Lastly, since quality and/or adapter trimming may result in very short sequences (sometimes as short as 0 bp), Trim Galore can filter trimmed reads based on their sequence length (default: 20 bp). This is to reduce the size of the output file and to avoid crashes of alignment programs which require sequences with a certain minimum length.

Reads below the --length cutoff are removed before being written to the trimmed output file. The number of removed sequences is logged in the trimming report:

RUN STATISTICS FOR INPUT FILE: SE.fastq.gz
=============================================
1000000 sequences processed in total
Sequences removed because they became shorter than the length cutoff of 20 bp: 552 (0.1%)

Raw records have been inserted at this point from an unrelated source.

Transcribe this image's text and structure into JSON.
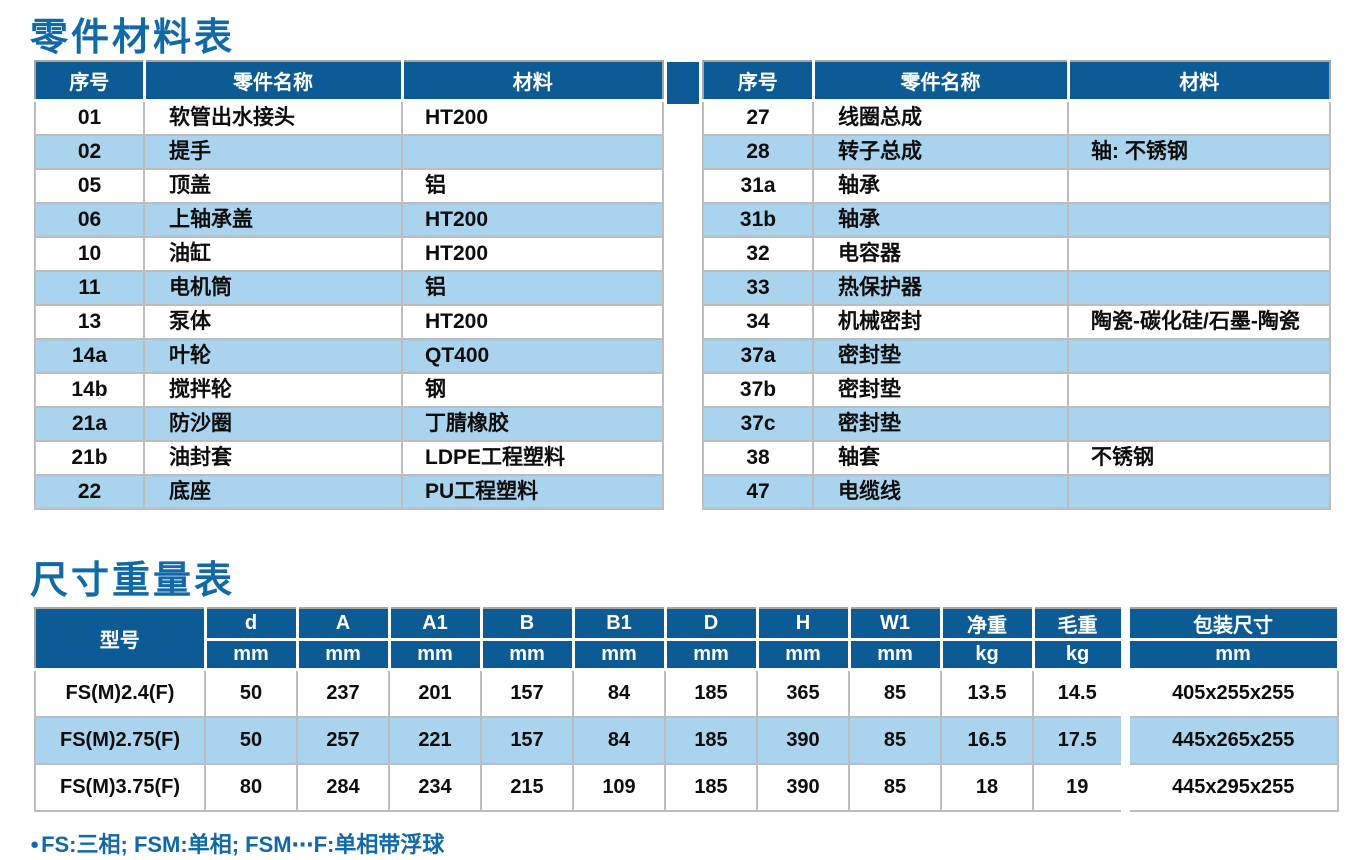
{
  "colors": {
    "header": "#0c5b94",
    "alt": "#aad3ee",
    "title": "#1169a8",
    "outer": "#a6a6a6",
    "inner": "#bdbdbd",
    "header_text": "#ffffff",
    "body_text": "#0d0d0d"
  },
  "titles": {
    "parts": "零件材料表",
    "dims": "尺寸重量表"
  },
  "parts_table": {
    "columns": [
      "序号",
      "零件名称",
      "材料"
    ],
    "left_rows": [
      [
        "01",
        "软管出水接头",
        "HT200"
      ],
      [
        "02",
        "提手",
        ""
      ],
      [
        "05",
        "顶盖",
        "铝"
      ],
      [
        "06",
        "上轴承盖",
        "HT200"
      ],
      [
        "10",
        "油缸",
        "HT200"
      ],
      [
        "11",
        "电机筒",
        "铝"
      ],
      [
        "13",
        "泵体",
        "HT200"
      ],
      [
        "14a",
        "叶轮",
        "QT400"
      ],
      [
        "14b",
        "搅拌轮",
        "钢"
      ],
      [
        "21a",
        "防沙圈",
        "丁腈橡胶"
      ],
      [
        "21b",
        "油封套",
        "LDPE工程塑料"
      ],
      [
        "22",
        "底座",
        "PU工程塑料"
      ]
    ],
    "right_rows": [
      [
        "27",
        "线圈总成",
        ""
      ],
      [
        "28",
        "转子总成",
        "轴: 不锈钢"
      ],
      [
        "31a",
        "轴承",
        ""
      ],
      [
        "31b",
        "轴承",
        ""
      ],
      [
        "32",
        "电容器",
        ""
      ],
      [
        "33",
        "热保护器",
        ""
      ],
      [
        "34",
        "机械密封",
        "陶瓷-碳化硅/石墨-陶瓷"
      ],
      [
        "37a",
        "密封垫",
        ""
      ],
      [
        "37b",
        "密封垫",
        ""
      ],
      [
        "37c",
        "密封垫",
        ""
      ],
      [
        "38",
        "轴套",
        "不锈钢"
      ],
      [
        "47",
        "电缆线",
        ""
      ]
    ]
  },
  "dims_table": {
    "model_header": "型号",
    "columns": [
      {
        "label": "d",
        "unit": "mm"
      },
      {
        "label": "A",
        "unit": "mm"
      },
      {
        "label": "A1",
        "unit": "mm"
      },
      {
        "label": "B",
        "unit": "mm"
      },
      {
        "label": "B1",
        "unit": "mm"
      },
      {
        "label": "D",
        "unit": "mm"
      },
      {
        "label": "H",
        "unit": "mm"
      },
      {
        "label": "W1",
        "unit": "mm"
      },
      {
        "label": "净重",
        "unit": "kg"
      },
      {
        "label": "毛重",
        "unit": "kg"
      },
      {
        "label": "包装尺寸",
        "unit": "mm"
      }
    ],
    "rows": [
      {
        "model": "FS(M)2.4(F)",
        "values": [
          "50",
          "237",
          "201",
          "157",
          "84",
          "185",
          "365",
          "85",
          "13.5",
          "14.5",
          "405x255x255"
        ]
      },
      {
        "model": "FS(M)2.75(F)",
        "values": [
          "50",
          "257",
          "221",
          "157",
          "84",
          "185",
          "390",
          "85",
          "16.5",
          "17.5",
          "445x265x255"
        ]
      },
      {
        "model": "FS(M)3.75(F)",
        "values": [
          "80",
          "284",
          "234",
          "215",
          "109",
          "185",
          "390",
          "85",
          "18",
          "19",
          "445x295x255"
        ]
      }
    ]
  },
  "footnote": {
    "bullet": "●",
    "text": "FS:三相; FSM:单相; FSM⋯F:单相带浮球"
  }
}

Note that it is not recommended to remove too-short sequences if the analysed FastQ file is one of a pair of paired-end files, since this confuses the sequence-by-sequence order of paired-end reads which is again required by many aligners. For paired-end files, Trim Galore has an option --paired which runs a paired-end validation on both trimmed _1 and _2 FastQ files once the trimming has completed. This step removes entire read pairs if at least one of the two sequences became shorter than a certain threshold. If only one of the two reads is longer than the set threshold, e.g. when one read has very poor qualities throughout, this singleton read can be written out to unpaired files (see option --retain_unpaired) which may be aligned in a single-end manner.

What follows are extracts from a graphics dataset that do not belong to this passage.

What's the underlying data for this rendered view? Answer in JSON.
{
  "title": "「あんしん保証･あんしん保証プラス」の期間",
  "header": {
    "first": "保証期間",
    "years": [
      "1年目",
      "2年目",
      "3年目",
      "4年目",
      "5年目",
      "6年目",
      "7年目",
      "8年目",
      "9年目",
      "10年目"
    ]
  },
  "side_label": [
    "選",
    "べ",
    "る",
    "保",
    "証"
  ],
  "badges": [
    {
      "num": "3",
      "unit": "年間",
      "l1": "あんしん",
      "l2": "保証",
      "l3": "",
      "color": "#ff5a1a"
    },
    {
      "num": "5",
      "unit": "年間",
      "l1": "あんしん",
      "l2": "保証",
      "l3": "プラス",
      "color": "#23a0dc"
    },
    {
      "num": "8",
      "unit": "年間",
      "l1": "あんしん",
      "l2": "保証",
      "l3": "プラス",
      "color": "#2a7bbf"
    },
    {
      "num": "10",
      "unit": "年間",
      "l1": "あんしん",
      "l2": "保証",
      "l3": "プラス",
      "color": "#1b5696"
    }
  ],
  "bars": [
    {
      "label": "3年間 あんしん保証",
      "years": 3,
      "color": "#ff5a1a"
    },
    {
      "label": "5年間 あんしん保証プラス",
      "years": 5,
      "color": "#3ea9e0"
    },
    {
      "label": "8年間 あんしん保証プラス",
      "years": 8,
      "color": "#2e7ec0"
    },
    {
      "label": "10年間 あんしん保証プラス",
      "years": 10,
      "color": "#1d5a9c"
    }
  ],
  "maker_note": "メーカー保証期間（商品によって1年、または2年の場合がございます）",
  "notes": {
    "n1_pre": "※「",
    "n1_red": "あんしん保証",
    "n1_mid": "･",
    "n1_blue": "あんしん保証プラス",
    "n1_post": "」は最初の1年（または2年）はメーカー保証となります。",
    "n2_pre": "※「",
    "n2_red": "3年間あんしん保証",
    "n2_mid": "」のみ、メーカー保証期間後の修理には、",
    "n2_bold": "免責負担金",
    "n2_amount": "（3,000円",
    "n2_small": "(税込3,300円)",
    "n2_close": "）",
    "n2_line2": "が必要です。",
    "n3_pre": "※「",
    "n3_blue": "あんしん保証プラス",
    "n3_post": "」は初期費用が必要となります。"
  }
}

See Paired-end data for the full validation flow.

  • --max_length INT. Drop reads above this length.
  • --max_n INT. Drop reads containing more than this many N bases.
  • --trim-n. Trim trailing Ns from both ends before length filtering.

These filters run after quality and adapter trimming, so they apply to the final trimmed read length.

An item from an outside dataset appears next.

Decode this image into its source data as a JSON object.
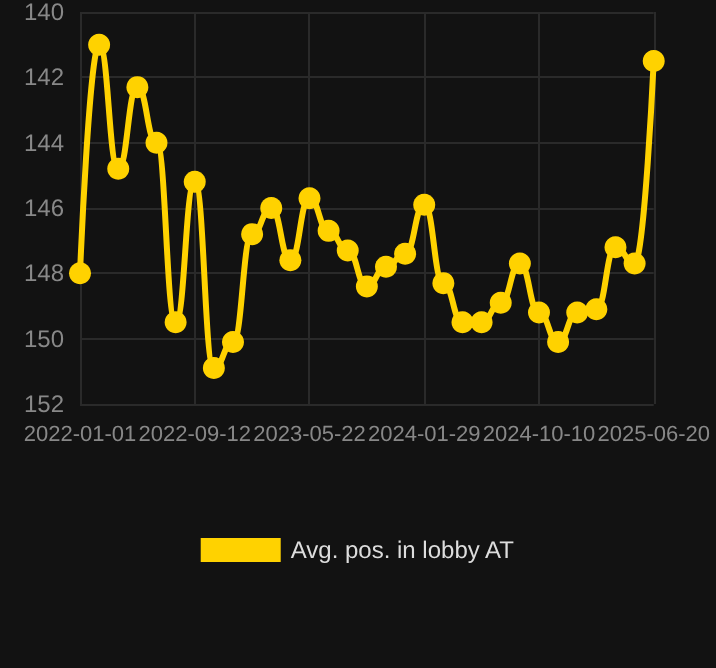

--small_rna automatically lowers --length to 18 bp to match the typical small-RNA library design. Pass --length explicitly to override.

FlagPurpose
--length INTMinimum read length (default 20 bp; 18 bp under --small_rna).
--max_length INTDrop reads longer than this.
--max_n INTDrop reads with more than N N-bases.
--trim-nTrim trailing Ns from both ends. Suppressed under --rrbs.
--retain_unpairedWrite singletons to *_unpaired_*.fq.gz instead of discarding the pair.
--length_1 INT / --length_2 INTPer-side length cutoff for --retain_unpaired (default 35 bp each).